We address the problem of within-network classification in sparsely labeled networks. Recent work has demonstrated success with statistical relational learning (SRL) and semi-supervised learning (SSL) on such problems. However, both approaches rely on the availability of labeled nodes to infer the values of missing labels. When few labels are available, the performance of these approaches can degrade. In addition, many such approaches are sensitive to the specific set of nodes labeled. So, although average performance may be acceptable, the performance on a specific task may not. We explore a complimentary approach to within-network classification, based on the use of label-independent (LI) features - i.e., features calculated without using the values of class labels. While previous work has made some use of LI features, the effects of these features on classification performance have not been extensively studied.

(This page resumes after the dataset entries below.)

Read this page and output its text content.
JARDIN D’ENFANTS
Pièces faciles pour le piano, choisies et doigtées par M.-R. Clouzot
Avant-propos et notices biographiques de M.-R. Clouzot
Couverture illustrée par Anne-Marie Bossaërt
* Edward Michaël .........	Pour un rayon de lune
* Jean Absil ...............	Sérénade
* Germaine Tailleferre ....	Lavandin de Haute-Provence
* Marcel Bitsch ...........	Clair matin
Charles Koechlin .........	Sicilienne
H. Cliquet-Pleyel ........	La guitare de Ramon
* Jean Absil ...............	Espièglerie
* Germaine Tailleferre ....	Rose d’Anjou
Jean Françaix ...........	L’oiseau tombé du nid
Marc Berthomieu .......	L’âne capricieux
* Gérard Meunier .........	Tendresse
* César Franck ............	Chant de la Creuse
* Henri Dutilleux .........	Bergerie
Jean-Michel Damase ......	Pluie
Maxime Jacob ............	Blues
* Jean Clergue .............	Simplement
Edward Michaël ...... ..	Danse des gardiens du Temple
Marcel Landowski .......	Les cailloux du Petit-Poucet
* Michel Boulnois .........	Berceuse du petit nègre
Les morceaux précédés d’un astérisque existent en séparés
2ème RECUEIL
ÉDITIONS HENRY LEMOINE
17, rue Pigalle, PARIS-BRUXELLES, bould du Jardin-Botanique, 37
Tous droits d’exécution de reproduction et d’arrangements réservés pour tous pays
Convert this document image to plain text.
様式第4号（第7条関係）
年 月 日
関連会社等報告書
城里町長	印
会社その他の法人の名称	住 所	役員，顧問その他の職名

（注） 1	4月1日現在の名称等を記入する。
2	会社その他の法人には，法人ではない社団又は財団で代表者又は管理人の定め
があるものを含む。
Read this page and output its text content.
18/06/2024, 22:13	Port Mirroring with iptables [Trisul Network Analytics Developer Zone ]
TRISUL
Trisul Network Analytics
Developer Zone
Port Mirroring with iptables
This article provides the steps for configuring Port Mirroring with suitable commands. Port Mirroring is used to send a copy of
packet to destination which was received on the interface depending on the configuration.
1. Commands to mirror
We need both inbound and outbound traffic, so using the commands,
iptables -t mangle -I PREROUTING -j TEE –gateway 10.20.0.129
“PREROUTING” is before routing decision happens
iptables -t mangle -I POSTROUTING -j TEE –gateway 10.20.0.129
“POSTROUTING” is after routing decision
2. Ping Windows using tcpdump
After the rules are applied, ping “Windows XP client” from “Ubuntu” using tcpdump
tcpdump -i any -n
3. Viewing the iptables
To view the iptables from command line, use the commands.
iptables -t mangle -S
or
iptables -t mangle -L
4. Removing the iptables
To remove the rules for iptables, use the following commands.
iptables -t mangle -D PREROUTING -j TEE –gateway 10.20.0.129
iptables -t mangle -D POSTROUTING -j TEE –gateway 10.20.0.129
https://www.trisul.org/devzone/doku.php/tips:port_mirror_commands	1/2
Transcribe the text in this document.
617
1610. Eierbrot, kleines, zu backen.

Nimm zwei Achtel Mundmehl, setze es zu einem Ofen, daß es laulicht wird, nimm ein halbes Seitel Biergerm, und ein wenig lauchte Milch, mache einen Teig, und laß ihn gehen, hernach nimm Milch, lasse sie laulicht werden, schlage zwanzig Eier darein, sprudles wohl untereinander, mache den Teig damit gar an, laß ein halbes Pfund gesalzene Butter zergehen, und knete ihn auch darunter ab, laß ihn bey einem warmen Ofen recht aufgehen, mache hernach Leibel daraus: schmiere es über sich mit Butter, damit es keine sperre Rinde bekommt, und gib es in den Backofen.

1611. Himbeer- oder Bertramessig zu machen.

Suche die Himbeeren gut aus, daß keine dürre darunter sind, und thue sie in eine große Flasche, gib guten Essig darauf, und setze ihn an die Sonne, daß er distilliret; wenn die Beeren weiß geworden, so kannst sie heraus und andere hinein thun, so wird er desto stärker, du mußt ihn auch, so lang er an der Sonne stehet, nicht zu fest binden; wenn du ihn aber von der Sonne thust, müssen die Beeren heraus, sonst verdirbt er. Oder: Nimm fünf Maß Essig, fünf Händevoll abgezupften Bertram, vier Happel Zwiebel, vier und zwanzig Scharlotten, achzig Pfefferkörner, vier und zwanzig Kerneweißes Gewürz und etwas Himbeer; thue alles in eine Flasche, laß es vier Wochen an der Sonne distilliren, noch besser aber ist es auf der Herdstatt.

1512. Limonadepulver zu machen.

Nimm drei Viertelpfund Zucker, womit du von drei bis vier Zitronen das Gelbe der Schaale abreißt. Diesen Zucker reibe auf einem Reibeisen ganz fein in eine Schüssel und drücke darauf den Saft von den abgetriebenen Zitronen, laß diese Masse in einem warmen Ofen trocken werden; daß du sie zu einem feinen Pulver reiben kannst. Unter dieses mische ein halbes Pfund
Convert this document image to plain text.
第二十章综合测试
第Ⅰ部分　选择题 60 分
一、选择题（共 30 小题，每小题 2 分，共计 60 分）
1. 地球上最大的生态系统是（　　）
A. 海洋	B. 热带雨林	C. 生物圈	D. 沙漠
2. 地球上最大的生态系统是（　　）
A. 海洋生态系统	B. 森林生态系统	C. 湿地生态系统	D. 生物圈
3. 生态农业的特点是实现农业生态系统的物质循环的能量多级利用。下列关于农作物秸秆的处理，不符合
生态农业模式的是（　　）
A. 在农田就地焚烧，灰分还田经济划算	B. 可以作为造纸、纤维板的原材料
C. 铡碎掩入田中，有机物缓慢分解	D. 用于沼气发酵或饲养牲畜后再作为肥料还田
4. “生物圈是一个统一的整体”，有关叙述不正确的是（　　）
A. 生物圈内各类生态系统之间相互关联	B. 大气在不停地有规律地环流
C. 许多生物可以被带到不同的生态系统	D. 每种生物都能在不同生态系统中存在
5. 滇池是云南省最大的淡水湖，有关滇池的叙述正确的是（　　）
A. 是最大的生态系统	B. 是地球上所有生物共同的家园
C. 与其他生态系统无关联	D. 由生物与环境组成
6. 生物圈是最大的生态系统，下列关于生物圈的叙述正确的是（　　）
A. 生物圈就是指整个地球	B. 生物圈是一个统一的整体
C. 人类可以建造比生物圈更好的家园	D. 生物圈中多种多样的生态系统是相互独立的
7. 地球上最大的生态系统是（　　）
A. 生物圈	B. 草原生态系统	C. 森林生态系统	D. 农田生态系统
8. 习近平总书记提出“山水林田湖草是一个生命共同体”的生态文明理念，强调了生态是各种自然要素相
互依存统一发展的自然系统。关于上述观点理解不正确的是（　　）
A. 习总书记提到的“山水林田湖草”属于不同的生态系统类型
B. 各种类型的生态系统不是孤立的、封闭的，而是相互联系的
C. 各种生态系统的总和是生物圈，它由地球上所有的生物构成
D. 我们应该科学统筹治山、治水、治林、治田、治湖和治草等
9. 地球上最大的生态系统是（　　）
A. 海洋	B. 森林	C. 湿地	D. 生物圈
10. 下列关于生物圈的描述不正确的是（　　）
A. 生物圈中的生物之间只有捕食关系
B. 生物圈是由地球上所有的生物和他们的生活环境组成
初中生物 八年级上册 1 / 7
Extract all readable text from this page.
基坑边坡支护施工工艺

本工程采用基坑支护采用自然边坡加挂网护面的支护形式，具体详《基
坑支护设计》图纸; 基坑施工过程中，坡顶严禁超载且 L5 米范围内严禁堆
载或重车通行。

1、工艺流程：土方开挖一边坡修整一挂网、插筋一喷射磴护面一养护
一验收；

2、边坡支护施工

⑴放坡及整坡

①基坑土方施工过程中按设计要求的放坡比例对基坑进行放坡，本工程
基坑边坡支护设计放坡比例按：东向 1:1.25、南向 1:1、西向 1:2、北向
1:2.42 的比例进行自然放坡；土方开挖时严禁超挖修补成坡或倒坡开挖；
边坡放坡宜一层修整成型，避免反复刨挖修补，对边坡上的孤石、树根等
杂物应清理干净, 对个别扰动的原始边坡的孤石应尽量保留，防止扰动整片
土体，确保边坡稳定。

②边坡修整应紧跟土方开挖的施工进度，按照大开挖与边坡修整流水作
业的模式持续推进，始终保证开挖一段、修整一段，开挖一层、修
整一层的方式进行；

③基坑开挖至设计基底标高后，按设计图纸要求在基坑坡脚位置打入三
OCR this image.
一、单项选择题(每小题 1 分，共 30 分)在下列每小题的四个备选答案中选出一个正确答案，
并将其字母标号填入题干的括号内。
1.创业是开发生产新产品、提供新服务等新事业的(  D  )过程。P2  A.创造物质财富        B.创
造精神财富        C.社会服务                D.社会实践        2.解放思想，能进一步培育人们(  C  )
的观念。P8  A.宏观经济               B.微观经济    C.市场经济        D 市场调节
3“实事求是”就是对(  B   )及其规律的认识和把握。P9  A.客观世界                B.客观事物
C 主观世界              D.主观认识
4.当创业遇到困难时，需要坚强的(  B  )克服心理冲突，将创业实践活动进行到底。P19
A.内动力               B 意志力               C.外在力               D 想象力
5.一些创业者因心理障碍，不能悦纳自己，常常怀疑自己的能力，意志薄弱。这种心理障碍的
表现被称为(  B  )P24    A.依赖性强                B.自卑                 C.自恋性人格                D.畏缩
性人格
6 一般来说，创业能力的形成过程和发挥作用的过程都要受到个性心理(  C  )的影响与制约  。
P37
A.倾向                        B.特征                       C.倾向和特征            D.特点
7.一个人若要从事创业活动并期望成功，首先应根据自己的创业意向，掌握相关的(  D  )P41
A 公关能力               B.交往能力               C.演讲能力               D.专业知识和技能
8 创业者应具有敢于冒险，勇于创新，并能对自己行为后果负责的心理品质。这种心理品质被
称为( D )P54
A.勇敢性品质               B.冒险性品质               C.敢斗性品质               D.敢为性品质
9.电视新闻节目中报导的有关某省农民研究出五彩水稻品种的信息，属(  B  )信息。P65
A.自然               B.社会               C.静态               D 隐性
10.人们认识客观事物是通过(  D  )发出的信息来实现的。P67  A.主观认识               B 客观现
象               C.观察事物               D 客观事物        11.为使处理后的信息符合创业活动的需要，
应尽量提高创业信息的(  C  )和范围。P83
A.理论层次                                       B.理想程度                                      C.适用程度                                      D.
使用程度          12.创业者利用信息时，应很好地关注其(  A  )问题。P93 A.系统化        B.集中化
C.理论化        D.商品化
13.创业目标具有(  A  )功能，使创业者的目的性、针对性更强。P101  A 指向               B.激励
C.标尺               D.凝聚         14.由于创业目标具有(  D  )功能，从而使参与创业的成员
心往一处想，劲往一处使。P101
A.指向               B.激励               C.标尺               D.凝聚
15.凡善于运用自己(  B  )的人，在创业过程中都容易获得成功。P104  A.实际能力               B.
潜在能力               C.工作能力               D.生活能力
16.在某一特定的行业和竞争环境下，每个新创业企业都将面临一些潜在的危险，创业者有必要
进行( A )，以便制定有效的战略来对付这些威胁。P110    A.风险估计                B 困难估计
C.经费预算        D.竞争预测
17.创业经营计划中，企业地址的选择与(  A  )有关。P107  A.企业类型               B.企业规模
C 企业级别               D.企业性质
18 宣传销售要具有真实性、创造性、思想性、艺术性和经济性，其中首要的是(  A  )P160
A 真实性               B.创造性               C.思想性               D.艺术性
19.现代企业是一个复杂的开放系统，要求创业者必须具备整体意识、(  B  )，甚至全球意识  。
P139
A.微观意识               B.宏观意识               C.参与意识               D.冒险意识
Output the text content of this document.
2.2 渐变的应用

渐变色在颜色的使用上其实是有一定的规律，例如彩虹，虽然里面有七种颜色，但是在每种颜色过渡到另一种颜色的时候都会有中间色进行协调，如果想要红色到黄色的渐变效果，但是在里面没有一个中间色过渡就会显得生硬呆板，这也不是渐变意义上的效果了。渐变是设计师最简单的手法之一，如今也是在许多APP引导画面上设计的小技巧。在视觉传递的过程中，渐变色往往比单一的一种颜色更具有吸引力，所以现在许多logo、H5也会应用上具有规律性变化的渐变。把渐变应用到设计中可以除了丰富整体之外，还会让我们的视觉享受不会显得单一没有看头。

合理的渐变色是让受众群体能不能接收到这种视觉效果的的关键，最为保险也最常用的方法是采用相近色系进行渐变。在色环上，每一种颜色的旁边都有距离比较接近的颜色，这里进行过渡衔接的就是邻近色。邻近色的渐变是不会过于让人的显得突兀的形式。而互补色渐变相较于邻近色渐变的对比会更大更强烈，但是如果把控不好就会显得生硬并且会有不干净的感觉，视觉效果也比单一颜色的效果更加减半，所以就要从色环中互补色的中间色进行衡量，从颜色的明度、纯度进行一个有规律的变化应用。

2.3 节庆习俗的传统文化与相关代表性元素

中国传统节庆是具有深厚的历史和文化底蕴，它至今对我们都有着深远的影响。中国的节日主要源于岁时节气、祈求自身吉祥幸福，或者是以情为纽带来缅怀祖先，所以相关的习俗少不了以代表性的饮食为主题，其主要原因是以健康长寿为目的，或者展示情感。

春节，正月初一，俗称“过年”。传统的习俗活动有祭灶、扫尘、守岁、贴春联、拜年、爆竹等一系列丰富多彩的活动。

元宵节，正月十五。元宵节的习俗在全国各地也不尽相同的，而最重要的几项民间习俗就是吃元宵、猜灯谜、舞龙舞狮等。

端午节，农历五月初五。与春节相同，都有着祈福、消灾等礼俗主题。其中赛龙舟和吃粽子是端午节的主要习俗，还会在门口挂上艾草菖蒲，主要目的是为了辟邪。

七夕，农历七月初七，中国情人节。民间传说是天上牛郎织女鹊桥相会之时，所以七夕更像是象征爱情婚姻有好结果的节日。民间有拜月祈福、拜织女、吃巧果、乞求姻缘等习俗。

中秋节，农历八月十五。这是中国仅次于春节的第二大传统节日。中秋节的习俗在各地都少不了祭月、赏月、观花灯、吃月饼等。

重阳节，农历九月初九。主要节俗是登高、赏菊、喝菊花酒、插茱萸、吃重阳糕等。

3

Here, we present an empirical study in order to better understand these effects. Through experiments on several real-world data sets, we show that the use of LI features produces classifiers that are less sensitive to specific label assignments and can lead to performance improvements of over 40% for both SRL- and SSL-based classifiers. We also examine the relative utility of individual LI features; and show that, in many cases, it is a combination of a few diverse network-based structural characteristics that is most informative.